Opinion
No. 1105.
February 19, 1958.
Appeal from the Superior Court of Pima County, Herbert F. Krucker, J.
Robert Morrison, Atty. Gen., Raul H. Castro, County Atty. of Pima County, H.E. Rogge, Jr., Deputy County Atty., Tucson, for appellee.
Stanley B. Feldman, Tucson, for appellant Andrade.
William C. Scott, Tucson, for appellant Chavez.
Joe Andrade and Steve B. Chavez appeal from a conviction of first degree burglary primarily on the ground that the prosecution presented insufficient evidence to warrant submission of their guilt to the jury. If this be so, the trial court should have granted the motions for directed verdicts of acquittal which they made at the close of the prosecution's case and again at the close of all the evidence.

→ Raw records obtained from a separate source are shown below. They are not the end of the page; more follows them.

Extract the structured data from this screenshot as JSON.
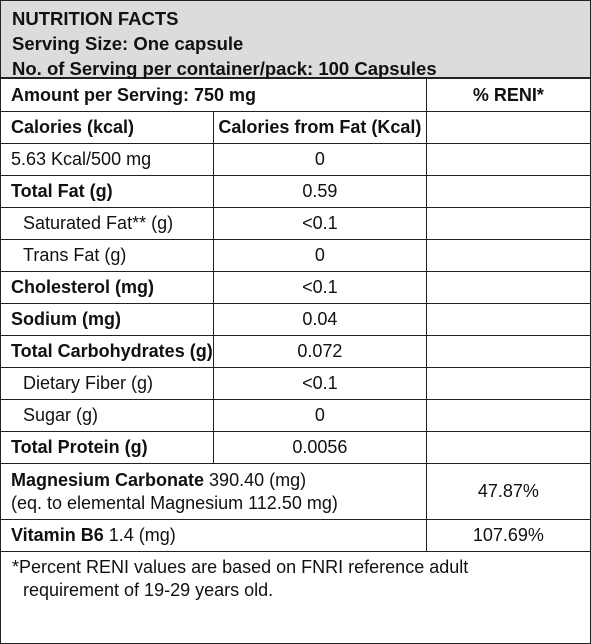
{
  "header": {
    "title": "NUTRITION FACTS",
    "serving_size": "Serving Size: One capsule",
    "servings": "No. of Serving per container/pack: 100 Capsules"
  },
  "table": {
    "amount_label": "Amount per Serving: 750 mg",
    "reni_label": "% RENI*",
    "calories_label": "Calories (kcal)",
    "calories_fat_label": "Calories from Fat (Kcal)",
    "rows": [
      {
        "label": "5.63 Kcal/500 mg",
        "value": "0",
        "reni": ""
      },
      {
        "label": "Total Fat (g)",
        "value": "0.59",
        "reni": ""
      },
      {
        "label": "Saturated Fat** (g)",
        "value": "<0.1",
        "reni": ""
      },
      {
        "label": "Trans Fat (g)",
        "value": "0",
        "reni": ""
      },
      {
        "label": "Cholesterol (mg)",
        "value": "<0.1",
        "reni": ""
      },
      {
        "label": "Sodium (mg)",
        "value": "0.04",
        "reni": ""
      },
      {
        "label": "Total Carbohydrates (g)",
        "value": "0.072",
        "reni": ""
      },
      {
        "label": "Dietary Fiber (g)",
        "value": "<0.1",
        "reni": ""
      },
      {
        "label": "Sugar (g)",
        "value": "0",
        "reni": ""
      },
      {
        "label": "Total Protein (g)",
        "value": "0.0056",
        "reni": ""
      }
    ],
    "magnesium": {
      "name": "Magnesium Carbonate",
      "amount": " 390.40 (mg)",
      "equivalent": "(eq. to elemental Magnesium 112.50 mg)",
      "reni": "47.87%"
    },
    "vitamin": {
      "name": "Vitamin B6",
      "amount": " 1.4 (mg)",
      "reni": "107.69%"
    }
  },
  "footnote": {
    "line1": "*Percent RENI values are based on FNRI reference adult",
    "line2": "requirement of 19-29 years old."
  }
}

The prosecution established the following: Someone burglarized the C.E. Paulin residence in the eastern section of Tucson between 2:00 p.m. and 10:15 p.m. on the evening of March 2, 1957. The burglar or burglars gained entry by breaking a glass door in the rear of the residence. The fact that blood droplets left by a burglar had not completely dried by 12:00 midnight may indicate recentness but do not conclusively reveal how recently the burglary occurred because, according to the evidence, blood drying time varies with temperature, humidity, ventilation, and thickness of the droplets. At 10:15 p.m. approximately a mile and a half north of the Paulin residence an officer stopped an automobile which had been speeding in a northerly direction. Andrade and Chavez, along with two others, were passengers in the automobile. The fifth occupant, the driver and owner, unsuccessfully attempted to run from the automobile after the officer had ordered him out. A search of the automobile trunk uncovered most of the items stolen from the Paulin residence and a search of the back seat uncovered the remainder (mostly clothing) along with some clothing belonging to Chavez. Food taken from the Paulin refrigerator and carried in a small airlines bag lined with a rubberized insulating material still felt cold when uncovered in the automobile. After midnight the police discovered a still-bleeding inch-long cut on the index finger of Vance, one of the other two passengers. Andrade and Chavez denied having any knowledge of the burglary or of the stolen property in the automobile.
To this evidence the defense added the following: Andrade and Chavez spent an hour to an hour and a half in the El Tropical Bar in the southwest section of Tucson somewhere between 6:00 p.m. and 8:30 p.m. according to the testimony of the bartender. Andrade and Chavez both testified that they arrived at the bar around 6:00 p.m. in the company of the other three men who were with them when the officer stopped the automobile, but the other three had not accompanied them inside the bar. They further testified that they left the bar and joined the others in the automobile outside the bar around 8:45 p.m. or 9:00 p.m., but that they knew nothing of the activities or whereabouts of the other three during the time that they themselves had spent in the El Tropical Bar. They said that before the officer stopped the automobile, the five of them had driven around town in search of a place to dance. Again they denied knowing anything about the burglary or that the trunk and back seat of the automobile contained stolen property.
Recent, exclusive, and unexplained possession of property stolen in a burglary presents a circumstance which tends to connect the possessor or possessors with the crime. Allen v. State, 26 Ariz. 317, 225 P. 332. However, the fact that Andrade and Chavez were passengers in an automobile containing the stolen goods does not establish possession of the stolen goods in them. No evidence shows that they even knew the goods were there. Nor do the facts proved establish joint possession among all five occupants of the automobile without some evidence of the presence of all of them at the scene of the burglary or a conspiracy among them to commit the burglary.
To warrant a conviction on circumstantial evidence alone, the evidence must be consistent with guilt and inconsistent with every reasonable hypothesis of innocence. State v. Butler, 82 Ariz. 25, 307 P.2d 916. The evidence in this case does not satisfy that test. When considered most favorably in support of the verdict, the evidence is nonetheless insufficient to sustain it, and the trial court should have granted the motions for directed verdicts of acquittal.
Judgment reversed with directions to dismiss the information against appellants.
UDALL, C.J., and WINDES, STRUCKMEYER and JOHNSON, JJ. concur.